Let me write the steps of ADD B, as I've understood it till now.
T0:
- ALE goes high
- Memory location(say \$2000_h\$) is taken from Program Counter to Memory Address Register(which points to the passed location), via \$\small{A_{15}}\$-\$\small{A_8}\$ and \$\small{AD_7}\$ - \$\small{AD_0}\,\,\$(which will be latched)
- ALE goes low.
T1:
- \$\small{\overline{MEMR}}\,\$ is generated, the contents in \$2000_h\$ \$^ \dagger\$ is passed to the Instruction Decoder.
T2 and T3:
- I really can't understand these two states, I can see that the \$\small{\overline{MEMR}}\,\$ signal goes low in T2 and its stated tht the addition is done in T3, but the ALU will have evaluated the sum, once the temporary register is set, is the temporary register set only on the T3?

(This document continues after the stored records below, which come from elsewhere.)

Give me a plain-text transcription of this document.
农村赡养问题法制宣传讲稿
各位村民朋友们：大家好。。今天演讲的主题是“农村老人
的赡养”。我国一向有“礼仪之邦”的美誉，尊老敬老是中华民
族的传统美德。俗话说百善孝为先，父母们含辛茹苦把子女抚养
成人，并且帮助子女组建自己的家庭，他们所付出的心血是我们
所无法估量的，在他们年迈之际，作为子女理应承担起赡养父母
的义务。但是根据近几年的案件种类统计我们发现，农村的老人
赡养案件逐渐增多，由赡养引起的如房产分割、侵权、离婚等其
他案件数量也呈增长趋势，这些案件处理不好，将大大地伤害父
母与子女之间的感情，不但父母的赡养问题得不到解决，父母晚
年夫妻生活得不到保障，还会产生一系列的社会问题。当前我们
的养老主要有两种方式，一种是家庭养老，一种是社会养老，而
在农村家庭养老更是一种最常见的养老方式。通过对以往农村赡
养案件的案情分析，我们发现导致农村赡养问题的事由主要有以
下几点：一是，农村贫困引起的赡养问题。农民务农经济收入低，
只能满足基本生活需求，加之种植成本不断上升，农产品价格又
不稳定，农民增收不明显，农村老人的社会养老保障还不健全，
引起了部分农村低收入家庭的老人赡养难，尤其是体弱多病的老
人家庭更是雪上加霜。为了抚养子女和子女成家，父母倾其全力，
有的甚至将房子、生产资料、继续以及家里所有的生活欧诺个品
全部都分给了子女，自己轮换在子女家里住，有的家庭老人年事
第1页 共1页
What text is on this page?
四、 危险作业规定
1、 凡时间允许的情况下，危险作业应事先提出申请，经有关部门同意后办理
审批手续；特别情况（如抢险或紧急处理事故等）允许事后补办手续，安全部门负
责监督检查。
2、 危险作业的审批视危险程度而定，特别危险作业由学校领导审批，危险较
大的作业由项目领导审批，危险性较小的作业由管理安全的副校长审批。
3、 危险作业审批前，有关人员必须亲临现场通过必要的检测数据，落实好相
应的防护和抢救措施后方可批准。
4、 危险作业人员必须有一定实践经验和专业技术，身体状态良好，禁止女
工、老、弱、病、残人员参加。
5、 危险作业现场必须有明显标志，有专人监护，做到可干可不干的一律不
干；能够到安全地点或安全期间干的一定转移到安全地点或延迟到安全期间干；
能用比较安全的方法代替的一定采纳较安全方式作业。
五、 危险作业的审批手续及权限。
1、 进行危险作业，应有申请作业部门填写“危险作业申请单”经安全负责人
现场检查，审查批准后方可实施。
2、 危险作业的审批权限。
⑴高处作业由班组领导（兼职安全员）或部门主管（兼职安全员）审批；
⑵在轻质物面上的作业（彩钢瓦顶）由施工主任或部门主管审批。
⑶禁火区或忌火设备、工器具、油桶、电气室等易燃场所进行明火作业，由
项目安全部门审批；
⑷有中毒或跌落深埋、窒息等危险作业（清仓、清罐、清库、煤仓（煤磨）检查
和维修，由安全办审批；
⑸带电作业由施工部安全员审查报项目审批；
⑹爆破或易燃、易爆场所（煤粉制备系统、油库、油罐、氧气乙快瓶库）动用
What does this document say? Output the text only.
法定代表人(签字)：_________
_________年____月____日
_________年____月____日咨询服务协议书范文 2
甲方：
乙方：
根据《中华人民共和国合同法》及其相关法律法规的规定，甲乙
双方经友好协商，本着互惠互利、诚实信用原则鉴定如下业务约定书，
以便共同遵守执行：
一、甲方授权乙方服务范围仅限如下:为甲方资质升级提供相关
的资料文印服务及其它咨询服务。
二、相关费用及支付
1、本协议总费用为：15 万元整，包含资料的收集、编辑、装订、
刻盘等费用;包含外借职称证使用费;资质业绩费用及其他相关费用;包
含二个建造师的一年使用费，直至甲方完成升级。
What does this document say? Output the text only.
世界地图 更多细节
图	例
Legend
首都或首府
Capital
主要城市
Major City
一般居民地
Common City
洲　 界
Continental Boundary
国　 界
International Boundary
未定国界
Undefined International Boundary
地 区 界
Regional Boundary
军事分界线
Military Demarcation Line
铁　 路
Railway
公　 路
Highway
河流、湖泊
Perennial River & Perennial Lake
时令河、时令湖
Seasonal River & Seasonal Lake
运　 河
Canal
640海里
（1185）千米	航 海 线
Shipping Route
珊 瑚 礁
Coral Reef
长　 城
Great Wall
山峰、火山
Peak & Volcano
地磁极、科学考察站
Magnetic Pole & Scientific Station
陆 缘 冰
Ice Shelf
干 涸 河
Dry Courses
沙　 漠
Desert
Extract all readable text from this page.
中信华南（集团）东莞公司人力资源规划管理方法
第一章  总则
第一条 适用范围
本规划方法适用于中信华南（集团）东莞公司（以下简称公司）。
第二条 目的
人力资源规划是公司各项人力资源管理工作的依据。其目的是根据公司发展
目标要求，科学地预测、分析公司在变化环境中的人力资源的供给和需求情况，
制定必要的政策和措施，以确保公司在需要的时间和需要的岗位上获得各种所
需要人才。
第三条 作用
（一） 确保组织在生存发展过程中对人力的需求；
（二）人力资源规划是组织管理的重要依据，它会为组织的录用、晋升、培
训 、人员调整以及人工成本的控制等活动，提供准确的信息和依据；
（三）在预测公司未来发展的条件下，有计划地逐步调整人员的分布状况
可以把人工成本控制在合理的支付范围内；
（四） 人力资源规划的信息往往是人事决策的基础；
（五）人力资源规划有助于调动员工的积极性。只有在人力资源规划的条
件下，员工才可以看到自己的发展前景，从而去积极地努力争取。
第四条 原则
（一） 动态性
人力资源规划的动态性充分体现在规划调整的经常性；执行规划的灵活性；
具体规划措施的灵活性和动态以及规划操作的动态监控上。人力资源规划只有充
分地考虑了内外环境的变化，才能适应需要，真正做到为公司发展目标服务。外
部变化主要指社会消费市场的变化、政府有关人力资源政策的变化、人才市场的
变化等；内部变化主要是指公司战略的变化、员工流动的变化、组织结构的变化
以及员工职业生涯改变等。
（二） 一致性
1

\$^\dagger\$ I could see that different instructions' OPCODE is divided differently, for example, for ADD B, the first 5 bits correspond to ADD and the next three bits correspond to the desired register, but for an instruction like MOV B,C the first two bits corresponds to the MOV and the next 6 correspond to the registers. How are OPCODES actually read correctly? Because, if it was constant that the first 5 bits always correspond to the instruction, then it can be understood easily, but that's not the case.
Finally, can someone please list out the steps in terms of Time-States for the instruction ADD B.
Program Counter is incremented somewhere along the way, but I don't know where that is happening.
In Ben Eater's 8 bit computer, there is a separate T-state for PC increment, but 8085 is far more advanced I suppose.